In our study, the microbial transformation of cholesterol into coprostanol was not influenced by scFOS ingestion. Another study observed that sterol and fatty acid biohydrogenation by intestinal microflora is altered by oligosaccharide fermentation [32]. Coprostanol production results from intestinal anaerobic bacteria action [33]. Concerning bile acid metabolism, no differences were observed during the three periods. Furthermore, the use of poorly digestible carbohydrates in rats, hamsters and pigs demonstrated that prevention of microbial conversion of bile acids depended on the carbohydrate dose in the diet [23, 34] This suggests that the low carbohydrate dose, 8 g/d scFOS, used in this experiment is unable to modify microbial conversion of bile acids.
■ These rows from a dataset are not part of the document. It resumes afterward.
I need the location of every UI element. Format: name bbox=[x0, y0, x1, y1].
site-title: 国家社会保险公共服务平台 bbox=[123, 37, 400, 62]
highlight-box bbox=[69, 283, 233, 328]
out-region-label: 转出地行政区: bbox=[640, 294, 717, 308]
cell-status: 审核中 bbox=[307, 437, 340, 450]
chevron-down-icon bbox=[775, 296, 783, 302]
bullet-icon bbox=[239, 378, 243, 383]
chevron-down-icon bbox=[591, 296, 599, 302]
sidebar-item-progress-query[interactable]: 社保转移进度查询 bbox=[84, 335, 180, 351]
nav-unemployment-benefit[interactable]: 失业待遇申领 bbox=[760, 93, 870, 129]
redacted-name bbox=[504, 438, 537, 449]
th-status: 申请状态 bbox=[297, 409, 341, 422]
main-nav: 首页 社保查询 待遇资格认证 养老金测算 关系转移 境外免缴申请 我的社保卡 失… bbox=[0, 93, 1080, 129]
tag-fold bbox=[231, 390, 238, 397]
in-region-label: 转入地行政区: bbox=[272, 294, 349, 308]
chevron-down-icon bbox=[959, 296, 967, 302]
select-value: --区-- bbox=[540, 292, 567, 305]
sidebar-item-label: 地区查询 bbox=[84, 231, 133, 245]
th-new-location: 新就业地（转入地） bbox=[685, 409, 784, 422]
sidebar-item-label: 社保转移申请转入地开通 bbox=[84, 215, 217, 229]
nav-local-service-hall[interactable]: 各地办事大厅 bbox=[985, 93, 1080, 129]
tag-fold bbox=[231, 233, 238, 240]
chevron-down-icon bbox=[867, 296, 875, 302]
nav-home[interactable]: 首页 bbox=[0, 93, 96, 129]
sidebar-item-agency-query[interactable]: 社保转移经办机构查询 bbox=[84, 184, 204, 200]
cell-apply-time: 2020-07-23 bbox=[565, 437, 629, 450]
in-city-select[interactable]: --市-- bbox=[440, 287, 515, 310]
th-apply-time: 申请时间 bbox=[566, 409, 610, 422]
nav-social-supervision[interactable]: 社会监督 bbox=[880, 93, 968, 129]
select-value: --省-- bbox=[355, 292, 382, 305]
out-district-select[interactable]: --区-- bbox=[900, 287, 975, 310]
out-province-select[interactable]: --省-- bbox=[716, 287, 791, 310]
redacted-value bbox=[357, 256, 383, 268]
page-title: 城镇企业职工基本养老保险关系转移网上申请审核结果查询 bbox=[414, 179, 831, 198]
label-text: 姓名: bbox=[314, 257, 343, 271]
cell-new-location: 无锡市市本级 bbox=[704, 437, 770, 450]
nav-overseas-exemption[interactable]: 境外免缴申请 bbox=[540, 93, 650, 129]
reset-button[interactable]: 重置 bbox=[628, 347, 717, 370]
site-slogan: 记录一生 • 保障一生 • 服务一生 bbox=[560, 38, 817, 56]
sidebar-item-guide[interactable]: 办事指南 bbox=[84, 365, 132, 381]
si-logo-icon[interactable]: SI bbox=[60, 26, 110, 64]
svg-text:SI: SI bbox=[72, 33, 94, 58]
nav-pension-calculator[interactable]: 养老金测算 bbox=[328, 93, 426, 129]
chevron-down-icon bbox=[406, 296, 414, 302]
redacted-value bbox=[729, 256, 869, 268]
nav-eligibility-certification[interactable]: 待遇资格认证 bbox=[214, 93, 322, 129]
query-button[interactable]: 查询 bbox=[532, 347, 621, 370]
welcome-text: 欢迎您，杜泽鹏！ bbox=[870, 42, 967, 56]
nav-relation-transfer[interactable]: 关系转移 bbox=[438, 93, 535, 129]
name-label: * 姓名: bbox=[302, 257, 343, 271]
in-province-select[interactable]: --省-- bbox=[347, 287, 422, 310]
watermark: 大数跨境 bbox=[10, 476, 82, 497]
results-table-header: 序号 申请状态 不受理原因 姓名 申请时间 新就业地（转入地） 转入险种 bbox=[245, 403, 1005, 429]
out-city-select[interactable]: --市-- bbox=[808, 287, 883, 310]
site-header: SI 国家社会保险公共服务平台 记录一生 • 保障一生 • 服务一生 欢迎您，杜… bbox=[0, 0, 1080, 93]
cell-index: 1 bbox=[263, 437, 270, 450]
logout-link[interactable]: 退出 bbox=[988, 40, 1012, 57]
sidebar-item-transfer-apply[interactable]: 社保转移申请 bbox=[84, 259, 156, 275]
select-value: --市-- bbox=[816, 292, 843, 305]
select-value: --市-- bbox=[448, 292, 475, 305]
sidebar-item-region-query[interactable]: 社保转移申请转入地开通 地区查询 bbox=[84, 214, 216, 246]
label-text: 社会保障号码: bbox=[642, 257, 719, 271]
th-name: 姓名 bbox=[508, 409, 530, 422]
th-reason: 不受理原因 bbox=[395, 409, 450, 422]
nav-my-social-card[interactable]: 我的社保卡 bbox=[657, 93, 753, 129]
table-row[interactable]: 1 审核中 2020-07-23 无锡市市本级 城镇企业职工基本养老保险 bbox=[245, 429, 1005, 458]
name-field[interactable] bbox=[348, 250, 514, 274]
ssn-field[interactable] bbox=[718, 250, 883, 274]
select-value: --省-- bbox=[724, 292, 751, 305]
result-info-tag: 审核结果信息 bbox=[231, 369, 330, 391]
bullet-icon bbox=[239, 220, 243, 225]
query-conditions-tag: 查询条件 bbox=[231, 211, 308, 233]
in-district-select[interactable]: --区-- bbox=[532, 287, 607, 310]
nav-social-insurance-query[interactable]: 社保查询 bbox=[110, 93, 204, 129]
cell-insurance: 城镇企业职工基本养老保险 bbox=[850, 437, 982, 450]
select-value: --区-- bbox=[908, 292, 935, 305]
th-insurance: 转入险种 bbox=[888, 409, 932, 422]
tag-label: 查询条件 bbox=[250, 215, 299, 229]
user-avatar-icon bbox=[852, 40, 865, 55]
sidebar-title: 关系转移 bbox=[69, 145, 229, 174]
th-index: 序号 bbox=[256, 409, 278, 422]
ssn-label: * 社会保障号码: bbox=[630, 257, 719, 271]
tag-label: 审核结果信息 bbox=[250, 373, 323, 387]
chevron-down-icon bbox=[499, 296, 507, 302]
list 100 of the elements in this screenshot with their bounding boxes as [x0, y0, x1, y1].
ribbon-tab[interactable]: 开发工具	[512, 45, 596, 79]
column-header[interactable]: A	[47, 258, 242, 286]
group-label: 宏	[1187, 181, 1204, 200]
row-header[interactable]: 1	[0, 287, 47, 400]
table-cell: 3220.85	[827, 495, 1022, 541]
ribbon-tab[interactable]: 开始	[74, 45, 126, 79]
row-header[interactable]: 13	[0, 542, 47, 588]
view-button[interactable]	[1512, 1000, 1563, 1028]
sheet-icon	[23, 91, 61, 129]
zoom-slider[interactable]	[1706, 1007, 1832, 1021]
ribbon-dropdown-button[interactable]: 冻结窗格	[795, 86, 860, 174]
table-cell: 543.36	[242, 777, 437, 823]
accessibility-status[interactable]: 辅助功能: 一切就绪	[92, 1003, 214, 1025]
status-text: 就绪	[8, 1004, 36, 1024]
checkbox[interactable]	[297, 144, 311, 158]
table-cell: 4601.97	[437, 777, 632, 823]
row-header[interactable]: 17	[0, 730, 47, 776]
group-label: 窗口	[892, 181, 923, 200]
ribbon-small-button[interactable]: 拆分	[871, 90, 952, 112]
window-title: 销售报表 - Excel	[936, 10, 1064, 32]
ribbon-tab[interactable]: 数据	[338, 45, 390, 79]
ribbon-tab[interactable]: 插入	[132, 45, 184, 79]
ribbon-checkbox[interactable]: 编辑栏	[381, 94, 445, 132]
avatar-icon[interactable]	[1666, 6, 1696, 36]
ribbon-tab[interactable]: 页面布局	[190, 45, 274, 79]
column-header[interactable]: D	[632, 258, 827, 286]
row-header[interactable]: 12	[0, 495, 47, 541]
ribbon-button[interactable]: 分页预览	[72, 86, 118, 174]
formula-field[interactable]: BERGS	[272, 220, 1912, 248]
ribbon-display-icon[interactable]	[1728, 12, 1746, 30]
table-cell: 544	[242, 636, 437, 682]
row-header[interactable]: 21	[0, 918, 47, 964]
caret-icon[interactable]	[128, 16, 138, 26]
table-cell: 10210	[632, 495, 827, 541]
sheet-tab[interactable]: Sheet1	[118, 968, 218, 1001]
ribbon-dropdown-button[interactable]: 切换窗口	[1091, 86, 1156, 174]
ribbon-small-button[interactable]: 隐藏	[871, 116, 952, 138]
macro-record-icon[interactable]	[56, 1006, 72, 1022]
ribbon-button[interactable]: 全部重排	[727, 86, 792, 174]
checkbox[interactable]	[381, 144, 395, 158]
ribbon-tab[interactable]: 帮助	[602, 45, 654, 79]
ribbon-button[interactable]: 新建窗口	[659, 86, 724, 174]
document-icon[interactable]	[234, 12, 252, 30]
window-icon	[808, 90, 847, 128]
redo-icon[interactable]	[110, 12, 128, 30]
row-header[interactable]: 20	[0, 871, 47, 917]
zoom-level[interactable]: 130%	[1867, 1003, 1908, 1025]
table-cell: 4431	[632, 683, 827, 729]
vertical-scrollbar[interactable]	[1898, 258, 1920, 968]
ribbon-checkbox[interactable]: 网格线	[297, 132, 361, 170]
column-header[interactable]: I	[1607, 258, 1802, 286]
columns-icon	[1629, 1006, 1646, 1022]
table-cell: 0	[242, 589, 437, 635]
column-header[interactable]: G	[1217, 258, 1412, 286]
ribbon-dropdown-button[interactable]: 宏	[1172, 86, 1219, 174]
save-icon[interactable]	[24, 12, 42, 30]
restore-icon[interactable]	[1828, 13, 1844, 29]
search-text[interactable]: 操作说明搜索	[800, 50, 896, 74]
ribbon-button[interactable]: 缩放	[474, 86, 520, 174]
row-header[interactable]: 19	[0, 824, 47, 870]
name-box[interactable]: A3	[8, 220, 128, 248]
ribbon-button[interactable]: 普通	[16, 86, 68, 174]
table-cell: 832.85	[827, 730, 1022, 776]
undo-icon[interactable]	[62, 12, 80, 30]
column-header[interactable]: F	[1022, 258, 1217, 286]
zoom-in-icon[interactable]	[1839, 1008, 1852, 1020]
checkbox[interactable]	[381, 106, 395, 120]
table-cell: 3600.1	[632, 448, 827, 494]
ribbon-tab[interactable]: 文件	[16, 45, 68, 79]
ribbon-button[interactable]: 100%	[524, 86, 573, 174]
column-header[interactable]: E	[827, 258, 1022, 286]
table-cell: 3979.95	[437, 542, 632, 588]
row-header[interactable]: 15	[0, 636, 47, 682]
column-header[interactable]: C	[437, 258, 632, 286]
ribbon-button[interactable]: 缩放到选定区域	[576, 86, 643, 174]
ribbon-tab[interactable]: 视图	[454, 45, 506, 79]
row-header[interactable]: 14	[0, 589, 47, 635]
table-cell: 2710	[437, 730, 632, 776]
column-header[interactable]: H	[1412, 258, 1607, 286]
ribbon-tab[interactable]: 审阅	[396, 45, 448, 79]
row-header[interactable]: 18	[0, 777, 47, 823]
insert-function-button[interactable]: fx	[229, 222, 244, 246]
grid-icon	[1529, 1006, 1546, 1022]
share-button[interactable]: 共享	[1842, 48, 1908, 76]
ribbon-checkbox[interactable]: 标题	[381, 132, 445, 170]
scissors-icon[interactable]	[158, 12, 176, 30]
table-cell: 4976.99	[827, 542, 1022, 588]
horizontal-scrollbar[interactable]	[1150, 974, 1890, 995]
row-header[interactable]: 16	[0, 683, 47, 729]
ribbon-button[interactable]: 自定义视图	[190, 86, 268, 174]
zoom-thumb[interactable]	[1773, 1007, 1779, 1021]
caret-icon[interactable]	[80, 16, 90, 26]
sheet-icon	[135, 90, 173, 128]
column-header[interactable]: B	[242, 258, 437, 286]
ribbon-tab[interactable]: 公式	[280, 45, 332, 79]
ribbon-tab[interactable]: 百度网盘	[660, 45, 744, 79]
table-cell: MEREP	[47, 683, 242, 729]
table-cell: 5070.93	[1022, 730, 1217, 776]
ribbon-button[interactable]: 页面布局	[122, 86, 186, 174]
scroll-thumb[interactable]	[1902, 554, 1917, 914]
Endogenous or exogenous bile acids, as well as dietary cholesterol are carcinogenic factors involved in colon cancer in laboratory animals [35, 36] Various epidemiological studies suggest those steroids could also be involved in colon cancer in men [12, 37]. According to these studies, low scFOS dose ingestion by humans, which prevented microbial conversion of cholesterol into cytotoxic molecule, (coprostanol, potentially carcinogenetic), could be interesting for humans. In our study, the intake of 8 g/d scFOS led to increasing faecal cholesterol. The mechanism of such increase could be related to decreasing cholesterol bacterial transformation, although we failed to find any significant sc-FOS effect on cholesterol bacterial metabolism. Moreover, the low scFOS dose used in our study was also probably not sufficient to significantly reduce microbial conversion of bile acids. However, in our previous study evaluating a higher scFOS dose (12.5 g/d), we also failed to show any significant effect in bile acids and neutral sterol [28]. These negative results could be explained by a questionable capacity of various bifidobacteria to take up cholesterol into their cellular membrane [38].

Conclusion

Overall, we showed that 8 g/d scFOS ingested are well tolerated and led to significant increase in faecal bifidobacteria in healthy elderly. Under our experimental conditions, i.e. 8 g/d for 12 days, we failed to show any sc-FOS effects on OFTT, which is commonly increased in elderly living in industrialised countries. We found significant change in cholesterol metabolism, which could potentially exert protective action against colon cancer; however, this finding warrants further studies.